Kirkus Reviews QR Code
THE BEAR BRYANT FUNERAL TRAIN by Brad Vice Kirkus Star

THE BEAR BRYANT FUNERAL TRAIN

Stories

by Brad Vice

Pub Date: Oct. 10th, 2005
ISBN: 0-8203-2745-X
Publisher: Univ. of Georgia

Defrocked academics and football freaks, good ol’ boys and enticingly wicked women mingle to fine effect in Mississippian Vice’s impressively varied debut collection.

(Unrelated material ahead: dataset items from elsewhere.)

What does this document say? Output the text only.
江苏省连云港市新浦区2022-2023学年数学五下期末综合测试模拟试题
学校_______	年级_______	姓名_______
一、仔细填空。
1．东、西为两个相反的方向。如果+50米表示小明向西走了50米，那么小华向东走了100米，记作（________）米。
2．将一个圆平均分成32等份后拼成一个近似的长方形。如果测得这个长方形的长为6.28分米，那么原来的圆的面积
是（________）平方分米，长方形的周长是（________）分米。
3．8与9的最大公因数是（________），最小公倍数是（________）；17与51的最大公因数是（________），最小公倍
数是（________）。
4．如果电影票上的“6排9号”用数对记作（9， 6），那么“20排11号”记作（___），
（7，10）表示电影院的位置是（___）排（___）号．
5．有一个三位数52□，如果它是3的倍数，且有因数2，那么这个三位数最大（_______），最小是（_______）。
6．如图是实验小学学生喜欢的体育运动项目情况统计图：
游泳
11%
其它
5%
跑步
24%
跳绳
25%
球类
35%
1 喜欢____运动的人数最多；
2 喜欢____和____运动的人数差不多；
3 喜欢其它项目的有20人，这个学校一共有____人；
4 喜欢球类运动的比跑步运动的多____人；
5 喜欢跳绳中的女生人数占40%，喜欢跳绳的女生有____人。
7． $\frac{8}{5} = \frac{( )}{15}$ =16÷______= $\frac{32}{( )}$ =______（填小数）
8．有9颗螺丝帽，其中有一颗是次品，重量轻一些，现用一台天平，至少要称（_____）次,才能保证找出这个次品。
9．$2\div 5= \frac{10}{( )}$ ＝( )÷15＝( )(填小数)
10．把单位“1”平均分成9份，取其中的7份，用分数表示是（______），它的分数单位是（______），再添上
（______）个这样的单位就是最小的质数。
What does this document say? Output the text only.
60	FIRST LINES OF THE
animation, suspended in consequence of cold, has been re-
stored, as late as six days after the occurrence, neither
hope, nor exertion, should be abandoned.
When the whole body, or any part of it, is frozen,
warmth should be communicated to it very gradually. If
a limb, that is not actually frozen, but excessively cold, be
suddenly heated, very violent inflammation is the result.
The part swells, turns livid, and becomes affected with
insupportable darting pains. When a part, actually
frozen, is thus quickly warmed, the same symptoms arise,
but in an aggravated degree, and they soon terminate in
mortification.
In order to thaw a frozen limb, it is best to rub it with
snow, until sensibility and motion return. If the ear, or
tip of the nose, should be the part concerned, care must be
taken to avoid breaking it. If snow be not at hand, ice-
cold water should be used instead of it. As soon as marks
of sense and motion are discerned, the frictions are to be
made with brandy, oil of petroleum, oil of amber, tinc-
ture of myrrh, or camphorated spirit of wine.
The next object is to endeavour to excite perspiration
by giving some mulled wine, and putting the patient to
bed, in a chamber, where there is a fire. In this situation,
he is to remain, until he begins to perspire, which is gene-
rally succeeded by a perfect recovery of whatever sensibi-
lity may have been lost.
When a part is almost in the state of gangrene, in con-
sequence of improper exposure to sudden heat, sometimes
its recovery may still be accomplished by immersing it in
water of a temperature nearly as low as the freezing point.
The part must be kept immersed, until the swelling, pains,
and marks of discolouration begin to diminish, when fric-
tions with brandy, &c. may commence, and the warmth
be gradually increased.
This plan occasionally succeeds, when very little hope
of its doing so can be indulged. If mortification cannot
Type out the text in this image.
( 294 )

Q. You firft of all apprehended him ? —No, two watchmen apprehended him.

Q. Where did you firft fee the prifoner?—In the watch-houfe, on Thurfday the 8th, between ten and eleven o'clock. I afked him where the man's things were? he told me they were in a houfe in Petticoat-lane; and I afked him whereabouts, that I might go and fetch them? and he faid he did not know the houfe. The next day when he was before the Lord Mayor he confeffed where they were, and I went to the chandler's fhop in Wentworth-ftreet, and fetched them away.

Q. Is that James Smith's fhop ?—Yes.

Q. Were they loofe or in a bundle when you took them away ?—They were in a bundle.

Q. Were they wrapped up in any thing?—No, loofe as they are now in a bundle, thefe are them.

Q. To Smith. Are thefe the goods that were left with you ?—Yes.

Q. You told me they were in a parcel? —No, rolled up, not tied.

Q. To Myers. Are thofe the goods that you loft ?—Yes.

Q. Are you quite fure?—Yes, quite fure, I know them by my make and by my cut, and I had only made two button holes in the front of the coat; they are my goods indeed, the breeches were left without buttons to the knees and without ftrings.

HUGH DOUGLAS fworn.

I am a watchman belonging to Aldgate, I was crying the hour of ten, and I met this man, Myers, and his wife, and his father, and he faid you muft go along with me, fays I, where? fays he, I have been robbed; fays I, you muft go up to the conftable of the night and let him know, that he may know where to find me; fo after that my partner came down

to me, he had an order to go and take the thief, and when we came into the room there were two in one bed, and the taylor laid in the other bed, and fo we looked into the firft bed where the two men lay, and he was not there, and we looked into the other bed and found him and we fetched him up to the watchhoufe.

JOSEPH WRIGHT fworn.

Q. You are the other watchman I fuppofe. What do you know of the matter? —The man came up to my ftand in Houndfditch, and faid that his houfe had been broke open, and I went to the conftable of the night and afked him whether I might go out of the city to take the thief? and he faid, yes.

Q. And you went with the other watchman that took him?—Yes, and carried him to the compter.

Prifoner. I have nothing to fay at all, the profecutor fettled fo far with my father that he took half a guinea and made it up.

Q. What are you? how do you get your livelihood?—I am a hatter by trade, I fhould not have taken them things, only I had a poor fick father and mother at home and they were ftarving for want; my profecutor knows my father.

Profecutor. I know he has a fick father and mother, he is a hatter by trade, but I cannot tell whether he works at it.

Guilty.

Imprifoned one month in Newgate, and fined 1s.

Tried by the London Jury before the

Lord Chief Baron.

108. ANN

In a razor-sharp style studded with sparkling metaphors, Vice introduces a gallery of unhappy, embattled or just plain ornery southern souls. There’s the history student who finds in his overprotective father’s Russophilia both an objective correlative for his own ingrained timidity and a way to forgive and understand his dad (“Stalin”); the writer-teacher abandoned by his wife, and subject to panic attacks, whose paranoia is relieved by the druggy ministrations of a freewheeling Vicksburg beauty (“What Happens in the ’Burg, Stays in the ’Burg”); and the bereaved Greek-American mother who sublimates her grief by composing indigenous cookbooks (“Artifacts”). The author’s virtues as a regional realist are showcased in richly detailed portrayals of an aged black widower who “conjures” gardening success from the detritus of his happy family life (“Mojo Farmer”); a high-school athlete for whom Alabama football coach “Bear” Bryant’s “Spartan military discipline” is less threatening than his backbreaking everyday labors (“Report from Junction”); and a submissive retiree overmatched by his take-charge wife, her ebullient daughter and the coal-black studhorse that embodies the energies he cannot share with them (“Mule”). Even better is the sardonic title fantasy, about an automotive design engineer’s mischievous pet project; the seriocomic tale of a transplanted northerner’s flirtation with her absent husband’s golfing buddy, some draggletailed KKK troublemakers and ubiquitous lunatics escaped from the local asylum (“Tuscaloosa Knights”); and the chilling “Chickensnake,” in which a stoic farm boy apprehends how his family’s ill fortune is destroying its members, while also realizing that “he just couldn’t stop the world from eating itself.” The latter is a perfect little nightmare, worthy of Erskine Caldwell in his heyday.

Distinguished and disturbing work, from a lavishly gifted new writer.